Biaya produksi minyak rata-rata katakan saja $20 per-barrel meski sebenarnya
lebih kecil. Jika harga minyak dunia, katakan $50 per-barrel, maka produsen
minyak mendapat keuntungan $30 per-barrel.
Berarti keuntungan produksi minyak global sehari adalah $30 x 100 juta = $3
miliar atau Rp30 triliun lebih dengan kurs dollar sekarang. Dalam setahun
keuntungannya adalah Rp30 triliun x 365 = Rp11.000 triliun. Katakan 50% total
keuntungan itu jatuh ke tangan perusahaan-perusahaan minyak dunia milik para
banker, maka keuntungan para banker dari produksi minyak adalah Rp5.500 triliun
setahun. Diperlukan ribuan orang Syech Puji (kiai nyentrik yang suka pamer
kekayaan dan memperistri anak kecil) untuk menandingi keuntungan para banker
itu, dari bisnis minyak saja. Ingat dari bisnis minyak saja, belum bisnis
terkait seperti mobil, transportasi, apalagi bisnis pokok mereka.
Sistem perbankan yang berlaku saat ini adalah sistem yang sama dengan sistem
perbankan goldsmith, dengan kualitas dan kuantitas yang jauh lebih besar.
Contohnya bank kini bahkan tidak perlu lagi mengeluarkan uang kertas atau
sertifikat untuk memberikan pinjaman.

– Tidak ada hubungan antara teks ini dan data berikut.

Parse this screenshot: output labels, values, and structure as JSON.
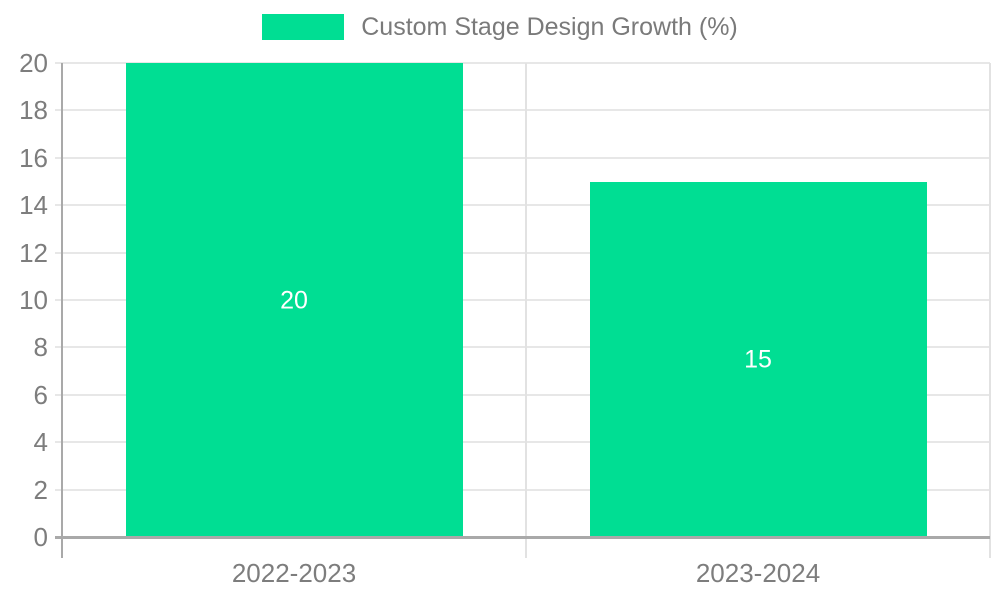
{
  "legend": {
    "label": "Custom Stage Design Growth (%)"
  },
  "colors": {
    "bar": "#00de93",
    "grid": "#e7e7e7",
    "boundary_grid": "#e2e2e2",
    "axis": "#a9a9a9",
    "tick_label": "#7d7d7d",
    "data_label": "#ffffff",
    "background": "#ffffff"
  },
  "chart_data": {
    "type": "bar",
    "title": "",
    "legend": {
      "entries": [
        "Custom Stage Design Growth (%)"
      ],
      "position": "top-center",
      "swatch_color": "#00de93"
    },
    "categories": [
      "2022-2023",
      "2023-2024"
    ],
    "series": [
      {
        "name": "Custom Stage Design Growth (%)",
        "values": [
          20,
          15
        ],
        "color": "#00de93"
      }
    ],
    "data_labels": [
      "20",
      "15"
    ],
    "xlabel": "",
    "ylabel": "",
    "ylim": [
      0,
      20
    ],
    "yticks": [
      0,
      2,
      4,
      6,
      8,
      10,
      12,
      14,
      16,
      18,
      20
    ],
    "grid": true,
    "category_boundary_gridlines": true
  }
}
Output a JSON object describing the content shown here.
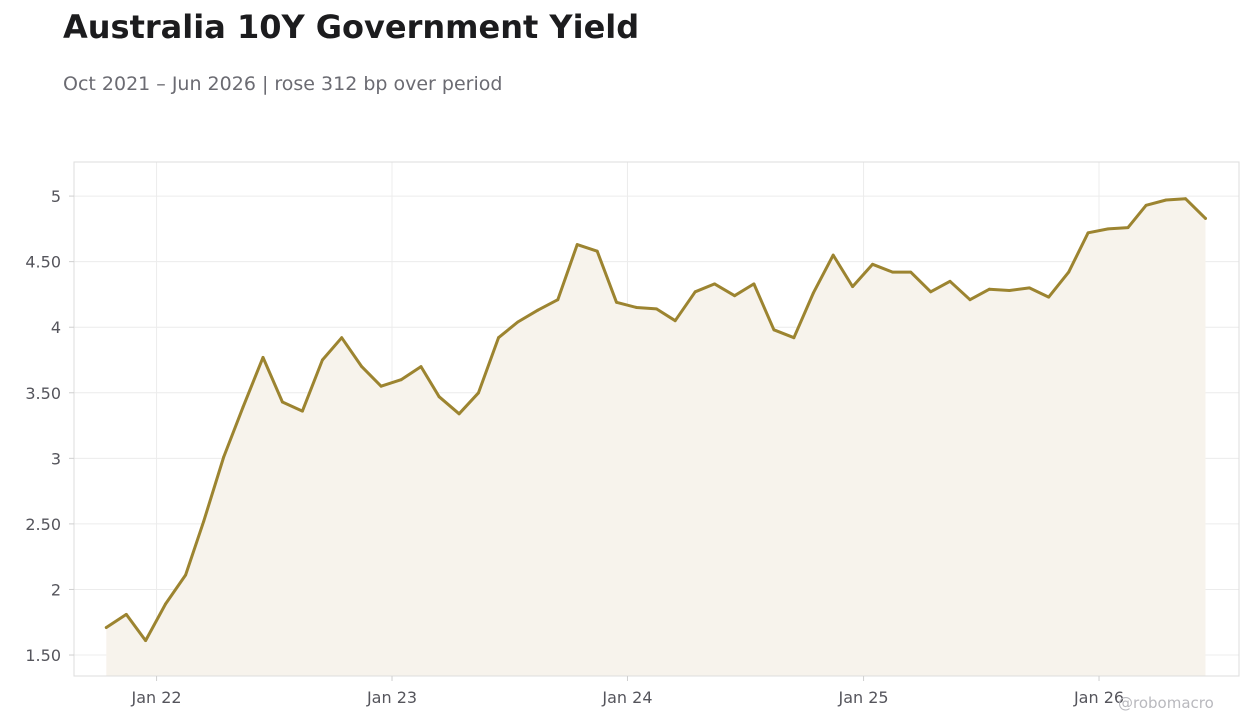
{
  "title": "Australia 10Y Government Yield",
  "subtitle": "Oct 2021 – Jun 2026 | rose 312 bp over period",
  "watermark": "@robomacro",
  "colors": {
    "line": "#9c8430",
    "area_fill": "#f7f3ec",
    "grid": "#ececec",
    "frame": "#dddddd",
    "tick_text": "#55555c",
    "title": "#1c1c1e",
    "subtitle": "#6b6b72",
    "watermark": "#b9b9be"
  },
  "chart_data": {
    "type": "area",
    "title": "Australia 10Y Government Yield",
    "subtitle": "Oct 2021 – Jun 2026 | rose 312 bp over period",
    "xlabel": "",
    "ylabel": "",
    "grid": true,
    "legend": "none",
    "ylim": [
      1.34,
      5.26
    ],
    "xlim": [
      "2021-08-26",
      "2026-08-06"
    ],
    "y_ticks": [
      1.5,
      2,
      2.5,
      3,
      3.5,
      4,
      4.5,
      5
    ],
    "y_tick_labels": [
      "1.50",
      "2",
      "2.50",
      "3",
      "3.50",
      "4",
      "4.50",
      "5"
    ],
    "x_ticks": [
      "2022-01-01",
      "2023-01-01",
      "2024-01-01",
      "2025-01-01",
      "2026-01-01"
    ],
    "x_tick_labels": [
      "Jan 22",
      "Jan 23",
      "Jan 24",
      "Jan 25",
      "Jan 26"
    ],
    "series": [
      {
        "x": [
          "2021-10",
          "2021-11",
          "2021-12",
          "2022-01",
          "2022-02",
          "2022-03",
          "2022-04",
          "2022-05",
          "2022-06",
          "2022-07",
          "2022-08",
          "2022-09",
          "2022-10",
          "2022-11",
          "2022-12",
          "2023-01",
          "2023-02",
          "2023-03",
          "2023-04",
          "2023-05",
          "2023-06",
          "2023-07",
          "2023-08",
          "2023-09",
          "2023-10",
          "2023-11",
          "2023-12",
          "2024-01",
          "2024-02",
          "2024-03",
          "2024-04",
          "2024-05",
          "2024-06",
          "2024-07",
          "2024-08",
          "2024-09",
          "2024-10",
          "2024-11",
          "2024-12",
          "2025-01",
          "2025-02",
          "2025-03",
          "2025-04",
          "2025-05",
          "2025-06",
          "2025-07",
          "2025-08",
          "2025-09",
          "2025-10",
          "2025-11",
          "2025-12",
          "2026-01",
          "2026-02",
          "2026-03",
          "2026-04",
          "2026-05",
          "2026-06"
        ],
        "values": [
          1.71,
          1.81,
          1.61,
          1.89,
          2.11,
          2.52,
          3.01,
          3.39,
          3.77,
          3.43,
          3.36,
          3.75,
          3.92,
          3.7,
          3.55,
          3.6,
          3.7,
          3.47,
          3.34,
          3.5,
          3.92,
          4.04,
          4.13,
          4.21,
          4.63,
          4.58,
          4.19,
          4.15,
          4.14,
          4.05,
          4.27,
          4.33,
          4.24,
          4.33,
          3.98,
          3.92,
          4.26,
          4.55,
          4.31,
          4.48,
          4.42,
          4.42,
          4.27,
          4.35,
          4.21,
          4.29,
          4.28,
          4.3,
          4.23,
          4.42,
          4.72,
          4.75,
          4.76,
          4.93,
          4.97,
          4.98,
          4.83
        ]
      }
    ]
  }
}
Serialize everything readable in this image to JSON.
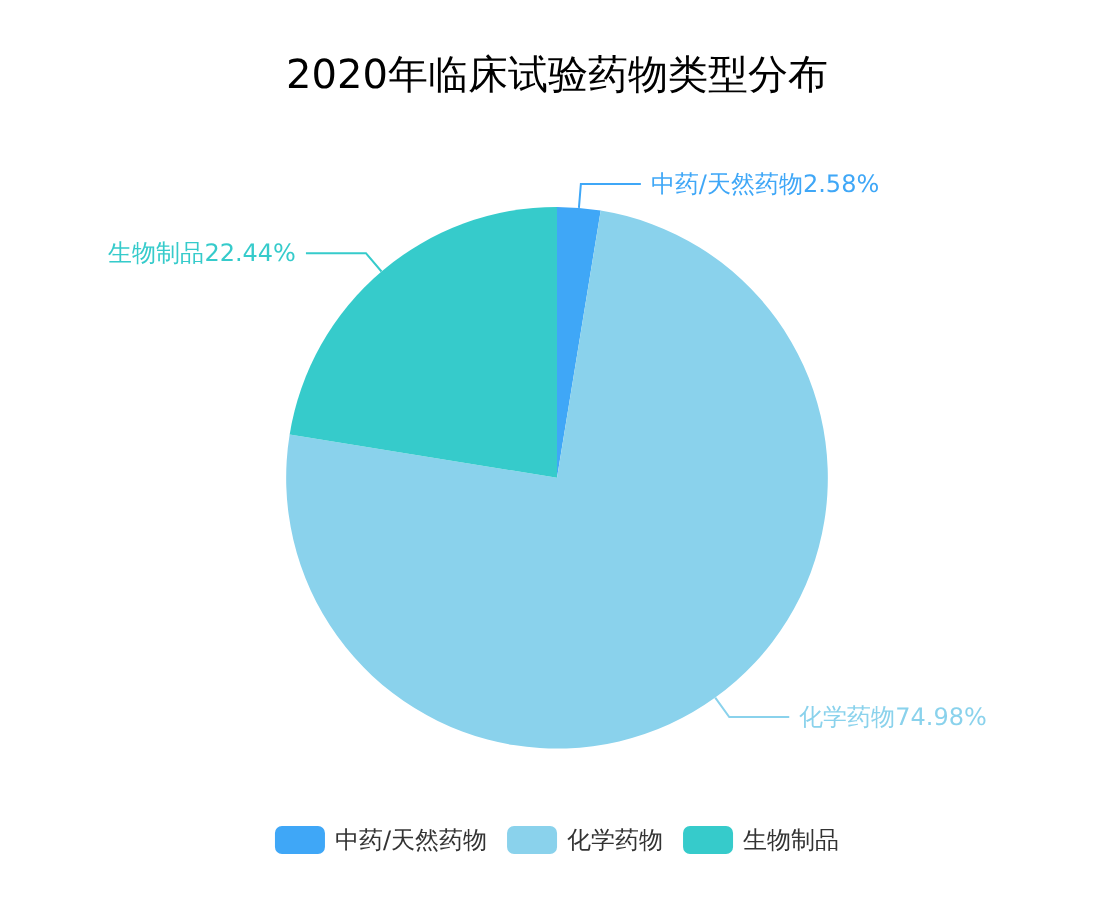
{
  "chart_data": {
    "type": "pie",
    "title": "2020年临床试验药物类型分布",
    "categories": [
      "中药/天然药物",
      "化学药物",
      "生物制品"
    ],
    "values": [
      2.58,
      74.98,
      22.44
    ],
    "value_labels": [
      "2.58%",
      "74.98%",
      "22.44%"
    ],
    "colors": [
      "#3fa7f7",
      "#8ad2ec",
      "#36cbcb"
    ],
    "legend": "bottom"
  }
}
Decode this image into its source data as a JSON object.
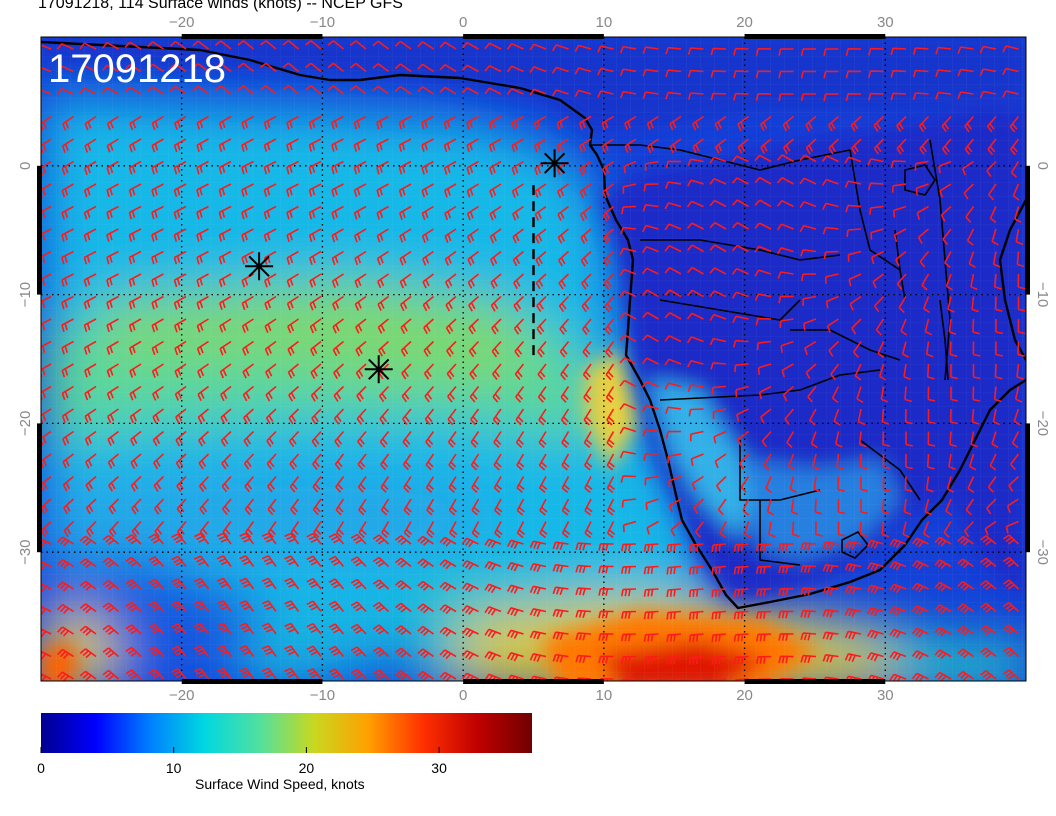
{
  "header": {
    "title": "17091218, 114 Surface winds (knots) -- NCEP GFS",
    "stamp": "17091218"
  },
  "map": {
    "variable": "Surface wind speed",
    "lon_range": [
      -30,
      40
    ],
    "lat_range": [
      -40,
      10
    ],
    "lon_ticks": [
      -20,
      -10,
      0,
      10,
      20,
      30
    ],
    "lat_ticks": [
      0,
      -10,
      -20,
      -30
    ],
    "lon_tick_labels": [
      "−20",
      "−10",
      "0",
      "10",
      "20",
      "30"
    ],
    "lat_tick_labels": [
      "0",
      "−10",
      "−20",
      "−30"
    ],
    "barb_color": "#ff1a1a",
    "coast_color": "#000000",
    "markers": [
      {
        "lon": 6.5,
        "lat": 0.2,
        "symbol": "asterisk"
      },
      {
        "lon": -14.5,
        "lat": -7.8,
        "symbol": "asterisk"
      },
      {
        "lon": -6.0,
        "lat": -15.8,
        "symbol": "asterisk"
      }
    ],
    "dashed_track": [
      [
        5.0,
        -1.5
      ],
      [
        5.0,
        -15.0
      ]
    ]
  },
  "colorbar": {
    "title": "Surface Wind Speed, knots",
    "range": [
      0,
      37
    ],
    "ticks": [
      0,
      10,
      20,
      30
    ],
    "tick_labels": [
      "0",
      "10",
      "20",
      "30"
    ],
    "colors": [
      "#00008f",
      "#0000ff",
      "#0080ff",
      "#00d8e0",
      "#50e0a0",
      "#c8d820",
      "#ffa000",
      "#ff3000",
      "#c00000",
      "#700000"
    ]
  }
}
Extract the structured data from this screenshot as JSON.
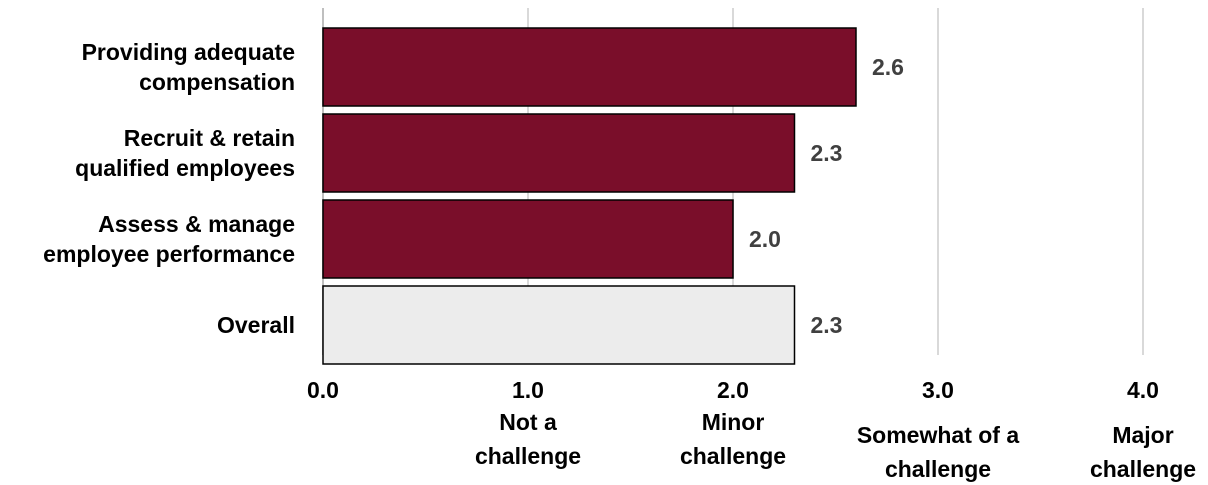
{
  "chart_data": {
    "type": "bar",
    "orientation": "horizontal",
    "categories": [
      [
        "Providing adequate",
        "compensation"
      ],
      [
        "Recruit & retain",
        "qualified employees"
      ],
      [
        "Assess & manage",
        "employee performance"
      ],
      [
        "Overall"
      ]
    ],
    "values": [
      2.6,
      2.3,
      2.0,
      2.3
    ],
    "value_labels": [
      "2.6",
      "2.3",
      "2.0",
      "2.3"
    ],
    "bar_colors": [
      "#7a0e2a",
      "#7a0e2a",
      "#7a0e2a",
      "#ececec"
    ],
    "bar_stroke": "#000000",
    "xlim": [
      0,
      4
    ],
    "ticks": [
      {
        "value": 0,
        "label": "0.0",
        "sub": []
      },
      {
        "value": 1,
        "label": "1.0",
        "sub": [
          "Not a",
          "challenge"
        ]
      },
      {
        "value": 2,
        "label": "2.0",
        "sub": [
          "Minor",
          "challenge"
        ]
      },
      {
        "value": 3,
        "label": "3.0",
        "sub": [
          "Somewhat of a",
          "challenge"
        ]
      },
      {
        "value": 4,
        "label": "4.0",
        "sub": [
          "Major",
          "challenge"
        ]
      }
    ],
    "grid": true,
    "grid_color": "#d9d9d9",
    "legend": "none",
    "title": "",
    "xlabel": "",
    "ylabel": ""
  }
}
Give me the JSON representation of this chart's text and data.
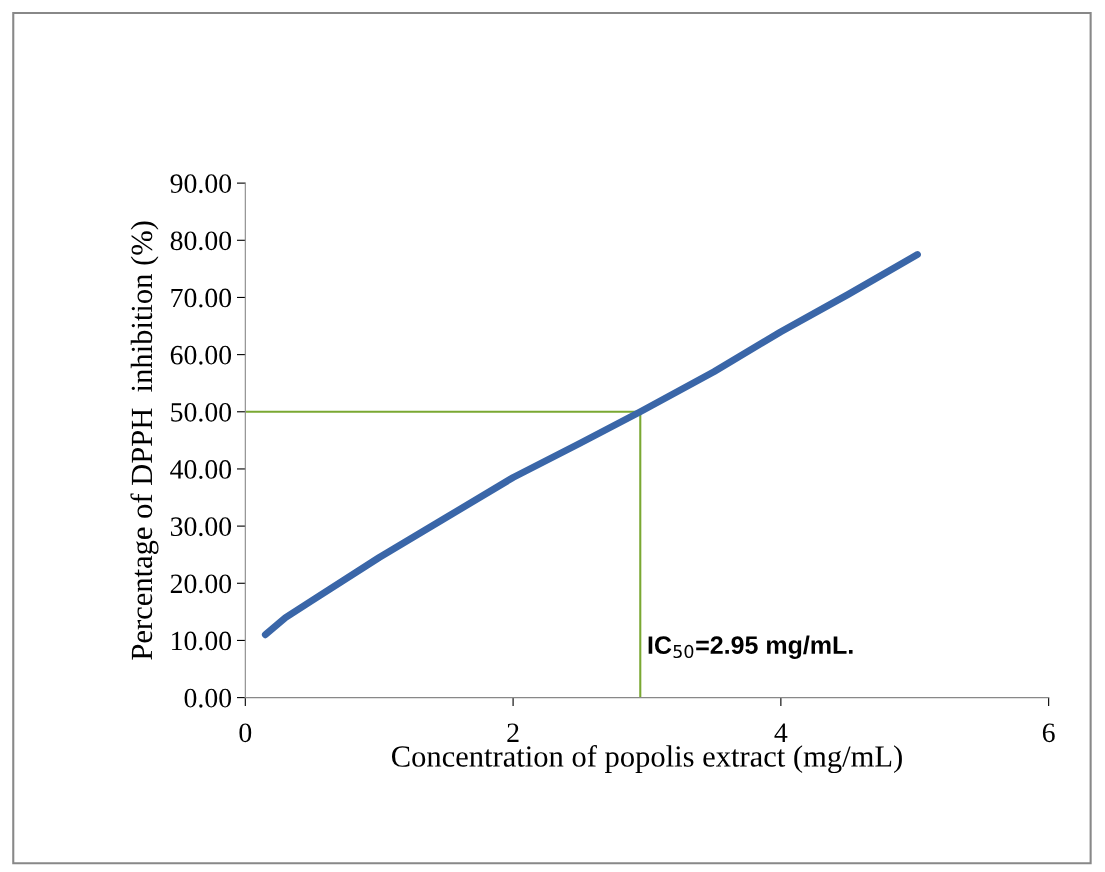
{
  "chart_data": {
    "type": "line",
    "xlabel": "Concentration of popolis extract (mg/mL)",
    "ylabel": "Percentage of DPPH  inhibition (%)",
    "x": [
      0.15,
      0.3,
      0.5,
      1,
      1.5,
      2,
      2.5,
      2.95,
      3.5,
      4,
      4.5,
      5.02
    ],
    "series": [
      {
        "color": "#3a66a8",
        "values": [
          11,
          14,
          17,
          24.5,
          31.5,
          38.5,
          44.5,
          50,
          57,
          64,
          70.5,
          77.5
        ]
      }
    ],
    "xlim": [
      0,
      6
    ],
    "xticks": [
      0,
      2,
      4,
      6
    ],
    "ylim": [
      0,
      90
    ],
    "yticks": [
      {
        "value": 0,
        "label": "0.00"
      },
      {
        "value": 10,
        "label": "10.00"
      },
      {
        "value": 20,
        "label": "20.00"
      },
      {
        "value": 30,
        "label": "30.00"
      },
      {
        "value": 40,
        "label": "40.00"
      },
      {
        "value": 50,
        "label": "50.00"
      },
      {
        "value": 60,
        "label": "60.00"
      },
      {
        "value": 70,
        "label": "70.00"
      },
      {
        "value": 80,
        "label": "80.00"
      },
      {
        "value": 90,
        "label": "90.00"
      }
    ],
    "ref_lines": [
      {
        "axis": "x",
        "value": 2.95,
        "color": "#7aa832"
      },
      {
        "axis": "y",
        "value": 50,
        "color": "#7aa832"
      }
    ],
    "annotations": [
      "IC$_{50}$=2.95 mg/mL."
    ],
    "grid": false,
    "legend": false,
    "marker": "none",
    "line_style": "solid"
  }
}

Cukup dengan sebuah entry di komputer
alias dengan udara kosong (abab istilah Jawanya) maka kredit sudah diberikan.
Dan kemudian, para debitor harus membayar dengan darah dan keringat atas abab
yang diberikan banker. Jika gagal membayar, harta bendanya disita oleh bankir
sebagaimana dialami jutaan debitor sub-prime mortgage di Amerika akhir-akhir
ini.
Para bankir internasional saat ini adalah keturunan para goldsmith jaman
dahulu. Sebagian besar bank di dunia, termasuk Indonesia, adalah milik para
bankir internasional itu. Pada suatu saat para banker itu bosan dengan tumpukan
uang kertas yang menumpuk di gudang mereka setelah sebelumnya persediaan emas
dunia kering tersedot ke brankas mereka kecuali sebagian kecil yang dipakai
masyarakat sebagai perhiasan. Mereka ingin pembayaran riel: properti, tanah, emas,
asset-asset perusahaan dan sebagainya. Maka mereka menghentikan suplai uang
kertas dan menarik yang sudah beredar. Istilahnya kebijakan tight money. Dunia
pun mengalami krisis finansial yang merembet ke seluruh sektor ekonomi.
Perusahaan-perusahaan bangkrut, debitor-debitor tidak dapat membayar hutangnya,
saham perusahaan-perusahaan anjlok.
Saat inilah para bankir itu menjalankan rencananya: memborong
perusahaan-perusahaan yang bangkrut, saham-saham perusahaan yang anjlok, dan
menyita harta benda debitor yang gagal bayar. Maka dalam waktu singkat terjadi
pemindahan kekayaan besar-besaran dari masyarakat ke kas para banker. Dan dalam
situasi itu, mereka dengan bersembunyi di balik jubah IMF dan Bank Dunia,
datang menawarkan “bantuan” yang sebenarnya berupa kredit berbunga ganda yang
mencekik leher dan hanya membuat manusia semakin jatuh dalam cengkeraman
kekuasaan mereka. Hal inilah yang terjadi pada fenomena Depresi Besar tahun
1930-an, Krisis Moneter tahun 1997 dan Krisis Finansial Global saat ini. Bahkan
saat ini AMERIKA pun tak luput dari tipu daya segelintir orang tersebut.
Amerika Serikat diambang resesi. Dengan utangnya yang mencapai $ 14,3 triliun
dollar atau setara dengan 100 persen dari PDB-nya. Persetujuan Kongres tentang
kenaikan utang, yang menyelamatkan Amerika Serikat dari gagal bayar (default),
tak mendapat sambutan positif di seluruh pasar bursa saham. Nilai perdagangan
di bursa saham, semuanya rontok, dan berimbas ke seluruh dunia. Dunia
terbuai oleh ilusi yang ditebarkan para banker melalui artis-artis Hollywood
dan Bollywood, Madonna, David Beckham, Manchester United, Tom & Jerry,
Naruto, Indonesian Idol, dll. Bahkan anak-anak kecil pun sudah diajari orang
tuanya untuk terbuai ilusi Idola Cilik, hingga mengabaikan nasib jutaan rakyat
Palestina yang tengah kelaparan karena diblokade Israel atau ribuan rakyat
miskin tetangganya yang menderita gizi buruk.